Things to Consider Before Starting to Use a PEO
- Hiring a professional employment organization (PEO) can be invaluable for most businesses, yet every organization must take some important considerations into account prior to using one.
- Pricing PEO services depends heavily upon the number of employees and percentage of overall payroll for a company.
- Professional Employer Organizations (PEOs) typically do not partner with companies with less than 10 employees; ideal numbers range between 18 and 80. Working with a PEO means handing off some or all administrative responsibilities of your business to us.
- Structure and length of contracts will differ between organizations. Should you decide to cancel, however, fees may apply when cancelling.
- Not every professional employer organization (PEO) offers all the same services; additionally, PEO services vary widely.
Tips on How to Choose a PEO
Let’s say you have considered everything mentioned above and decided to use a PEO. If so, consider the following tips to select the ideal PEO for your business:
- Look for a PEO that can meet the needs of both your employees and your business.
- Check if a PEO boasts fiscal stability and has a strong track record.
- Work with a PEO that has compliance expertise and provide comprehensive support.
- Supply references and read reviews from their clients, especially ones in your industry.
- Make sure a PEO offers coverage and services where you’re doing business.
Related: What is a certified peo
What Types of Businesses Benefit From PEOs?
As stated by the National Association of Professional Employer Organizations (NAPEO), their typical clients are small businesses with about 20 employees.

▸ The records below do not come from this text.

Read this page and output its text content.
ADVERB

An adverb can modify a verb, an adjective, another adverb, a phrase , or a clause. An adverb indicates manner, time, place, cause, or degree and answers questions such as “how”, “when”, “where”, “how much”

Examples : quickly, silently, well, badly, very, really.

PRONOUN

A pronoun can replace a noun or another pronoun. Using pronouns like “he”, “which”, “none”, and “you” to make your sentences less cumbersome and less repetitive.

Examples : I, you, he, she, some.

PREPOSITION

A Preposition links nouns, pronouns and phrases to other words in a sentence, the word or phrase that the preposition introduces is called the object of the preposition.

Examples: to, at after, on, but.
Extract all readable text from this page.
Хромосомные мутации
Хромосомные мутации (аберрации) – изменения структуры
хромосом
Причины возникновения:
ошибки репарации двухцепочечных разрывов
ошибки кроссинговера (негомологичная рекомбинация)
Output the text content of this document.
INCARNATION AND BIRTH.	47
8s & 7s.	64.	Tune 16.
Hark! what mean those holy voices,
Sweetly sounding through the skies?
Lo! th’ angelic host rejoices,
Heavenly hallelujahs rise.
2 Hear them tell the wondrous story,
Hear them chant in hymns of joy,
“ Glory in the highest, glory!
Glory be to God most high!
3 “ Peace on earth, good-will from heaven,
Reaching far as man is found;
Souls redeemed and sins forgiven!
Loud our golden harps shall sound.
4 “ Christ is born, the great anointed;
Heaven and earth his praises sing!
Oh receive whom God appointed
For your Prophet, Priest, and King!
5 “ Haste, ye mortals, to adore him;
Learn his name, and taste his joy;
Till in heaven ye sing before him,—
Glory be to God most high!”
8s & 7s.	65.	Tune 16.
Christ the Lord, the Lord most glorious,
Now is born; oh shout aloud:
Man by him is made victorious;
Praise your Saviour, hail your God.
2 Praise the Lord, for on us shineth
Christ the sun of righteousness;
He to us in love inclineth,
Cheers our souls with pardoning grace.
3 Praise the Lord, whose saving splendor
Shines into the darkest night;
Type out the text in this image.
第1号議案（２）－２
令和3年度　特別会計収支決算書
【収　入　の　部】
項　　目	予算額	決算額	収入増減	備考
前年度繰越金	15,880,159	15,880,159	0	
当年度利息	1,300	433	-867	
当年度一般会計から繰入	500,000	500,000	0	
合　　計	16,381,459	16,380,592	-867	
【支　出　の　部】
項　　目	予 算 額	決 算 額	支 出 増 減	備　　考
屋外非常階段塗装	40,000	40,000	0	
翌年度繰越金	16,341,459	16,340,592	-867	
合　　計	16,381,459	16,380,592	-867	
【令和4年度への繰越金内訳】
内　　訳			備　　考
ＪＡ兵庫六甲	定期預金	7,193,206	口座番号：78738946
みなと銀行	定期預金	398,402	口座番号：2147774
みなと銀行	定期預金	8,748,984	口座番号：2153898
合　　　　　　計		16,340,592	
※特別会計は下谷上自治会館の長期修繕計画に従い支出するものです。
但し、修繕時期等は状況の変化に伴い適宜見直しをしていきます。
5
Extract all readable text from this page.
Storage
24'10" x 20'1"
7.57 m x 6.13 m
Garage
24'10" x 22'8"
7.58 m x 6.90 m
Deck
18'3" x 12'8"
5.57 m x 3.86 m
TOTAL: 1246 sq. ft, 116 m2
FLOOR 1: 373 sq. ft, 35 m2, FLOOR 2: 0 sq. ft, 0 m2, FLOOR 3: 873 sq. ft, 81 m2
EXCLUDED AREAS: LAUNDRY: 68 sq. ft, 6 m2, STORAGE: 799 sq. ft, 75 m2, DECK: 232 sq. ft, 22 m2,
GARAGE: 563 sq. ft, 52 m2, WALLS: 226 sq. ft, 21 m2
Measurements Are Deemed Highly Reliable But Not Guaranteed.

It comes as no surprise given that professional employer organizations are geared toward small and mid sized businesses.
That’s not to say large companies can’t partner with a PEO. Professional employer organizations can be a good fit for just about any industry, including:
- Dealers and securities brokers
- Real estate management
- Engineering and computer services
- Legal services
- Auditing, accounting, and bookkeeping
- Management consulting
- HVAC and plumbing
Professional Employer Organizations (PEOs) offer a comprehensive solution for businesses seeking to streamline their human resources, payroll, and compliance functions. By partnering with a PEO, companies can focus on their core operations while entrusting HR-related tasks to experts. This eventually results in increased efficiency and reduced administrative burdens.